Flowfile lands the same way. The canvas shows one node per logical step — Read Parquet, Filter, Group By. Each node binds to a Pydantic model whose body is a Polars expression DAG you can open and inspect. Underneath that, flow.to_polars() emits the script and pl.LazyFrame.explain(optimized=True) shows the physical plan after the optimiser has had its way. Three zooms, one flow. Nothing collapses permanently; nothing expands forever.

Where this breaks

Not every runtime is a static DAG, and pretending otherwise is the kind of overclaim that makes a framing useless. Reactive systems with backpressure rewire the graph per event — the same source can be a different shape of consumer next tick, depending on whether the buffer is full. Watermarked stream processors carry windowed state across what looks like a DAG but isn’t, because the dependency relation now includes time. Anything with mutual recursion at runtime — coroutines waiting on each other, an event loop dispatching to itself — has a cycle that doesn’t unroll.

The honest claim is narrower: deferred-but-finite work has a DAG underneath it, and the zoom level is a choice. Perpetual-motion event loops live somewhere else. If the framing breaks for the workload in front of you, the framing is the thing to drop, not the workload.

The zoom is the thing

Most fights about good tooling are actually fights about zoom level. Visual versus code: a zoom argument. Low-code versus full-code: a zoom argument. Notebook versus pipeline: a zoom argument. The honest question isn’t which abstraction is right? — it’s which nodes should be atomic for this job, this week, this person?

The tools that respect that are the ones that let you change the answer without changing tools.

The DAG is the unit of work. The zoom is taste. Don’t let the tool pick the zoom for you.


Related reads: Direction Stopped Mattering: Code and Graph in One Loop for two zoom levels of the same Flowfile graph, Your Lineage Graph Should Run Your Pipelines for what happens when the DAG itself becomes the runtime, and Virtual Flow Tables: When a Catalog Entry Is a Pipeline for the zoom-collapse mechanic in code.
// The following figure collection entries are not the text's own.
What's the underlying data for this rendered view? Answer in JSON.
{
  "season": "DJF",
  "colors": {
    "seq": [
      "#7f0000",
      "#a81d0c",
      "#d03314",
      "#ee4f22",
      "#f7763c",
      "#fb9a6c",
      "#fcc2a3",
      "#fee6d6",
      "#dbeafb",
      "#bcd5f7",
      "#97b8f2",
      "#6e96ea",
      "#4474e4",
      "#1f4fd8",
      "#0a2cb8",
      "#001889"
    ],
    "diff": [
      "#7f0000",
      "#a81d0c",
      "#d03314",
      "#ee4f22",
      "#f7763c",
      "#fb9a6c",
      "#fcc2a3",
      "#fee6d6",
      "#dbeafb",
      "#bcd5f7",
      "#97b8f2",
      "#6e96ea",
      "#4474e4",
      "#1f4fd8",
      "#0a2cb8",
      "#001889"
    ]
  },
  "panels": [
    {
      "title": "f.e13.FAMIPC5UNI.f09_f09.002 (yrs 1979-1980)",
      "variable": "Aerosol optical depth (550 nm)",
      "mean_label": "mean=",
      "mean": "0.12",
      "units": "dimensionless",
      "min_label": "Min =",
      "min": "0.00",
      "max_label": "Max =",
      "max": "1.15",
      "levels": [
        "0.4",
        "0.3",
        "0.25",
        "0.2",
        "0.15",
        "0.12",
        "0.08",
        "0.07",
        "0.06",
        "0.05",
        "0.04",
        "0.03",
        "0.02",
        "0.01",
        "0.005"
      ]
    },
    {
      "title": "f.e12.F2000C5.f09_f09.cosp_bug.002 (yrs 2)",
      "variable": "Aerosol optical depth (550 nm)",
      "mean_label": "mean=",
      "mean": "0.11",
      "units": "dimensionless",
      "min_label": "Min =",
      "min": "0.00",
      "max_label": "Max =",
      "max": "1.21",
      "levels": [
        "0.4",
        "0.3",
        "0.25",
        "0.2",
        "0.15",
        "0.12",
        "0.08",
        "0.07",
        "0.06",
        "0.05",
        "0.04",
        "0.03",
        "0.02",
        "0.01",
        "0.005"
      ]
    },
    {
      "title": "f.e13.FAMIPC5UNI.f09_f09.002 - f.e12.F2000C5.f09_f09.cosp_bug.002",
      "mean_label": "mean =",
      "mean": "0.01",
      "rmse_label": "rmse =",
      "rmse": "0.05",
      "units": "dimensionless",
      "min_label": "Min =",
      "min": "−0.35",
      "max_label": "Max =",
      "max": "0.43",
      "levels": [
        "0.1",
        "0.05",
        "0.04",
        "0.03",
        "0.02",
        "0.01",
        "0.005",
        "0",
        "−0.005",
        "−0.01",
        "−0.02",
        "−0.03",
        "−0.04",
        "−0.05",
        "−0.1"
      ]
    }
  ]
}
Frequently asked questions

Are you really claiming everything is a DAG?
No. The claim is narrower: most of the dataflow tools people argue about — ETL tools, query planners, build systems, schedulers, container build chains, version control — sit on a DAG of data dependencies. Outside dataflow (event loops, reactive systems, programs whose control flow depends on mutable shared state), the framing has known edges. See *where this breaks*.
What about cycles? Loops? Recursion?
Some unroll, some don't. A loop over independent items expands into N independent nodes; a loop accumulating into a single state becomes a chain. But a `while` loop whose termination depends on runtime state doesn't unroll without running it, and direct or mutual recursion stays cyclic in the static call graph. The post is about data-dependency DAGs, not function-call graphs of arbitrary programs.
Aren't function call graphs DAGs anyway?
Generally no. Recursion (direct or mutual) puts cycles in a static call graph. The data-dependency graph in a dataflow program — *the value of node B depends on the value of node A* — is what's reliably a DAG. The function-level call graph of an arbitrary program isn't, and the post isn't about that.
How does Flowfile actually expose multiple zoom levels?
Three of them, on the same flow. The canvas shows one node per logical step. Each node has an inspectable expression DAG underneath — the Polars expressions the form is bound to. And the physical plan you see in `.explain(optimized=True)` is a third zoom: filter pushdown, projection pruning, the optimised operator order. Same flow, three views.
Where does this framing break?
Reactive systems with backpressure, watermarked stream processors, and any runtime where the topology rewires itself per event don't unroll cleanly into a static DAG. The framing is about deferred-but-finite work, not perpetual-motion event loops. Treat it as a useful default that has known edges, not a universal law.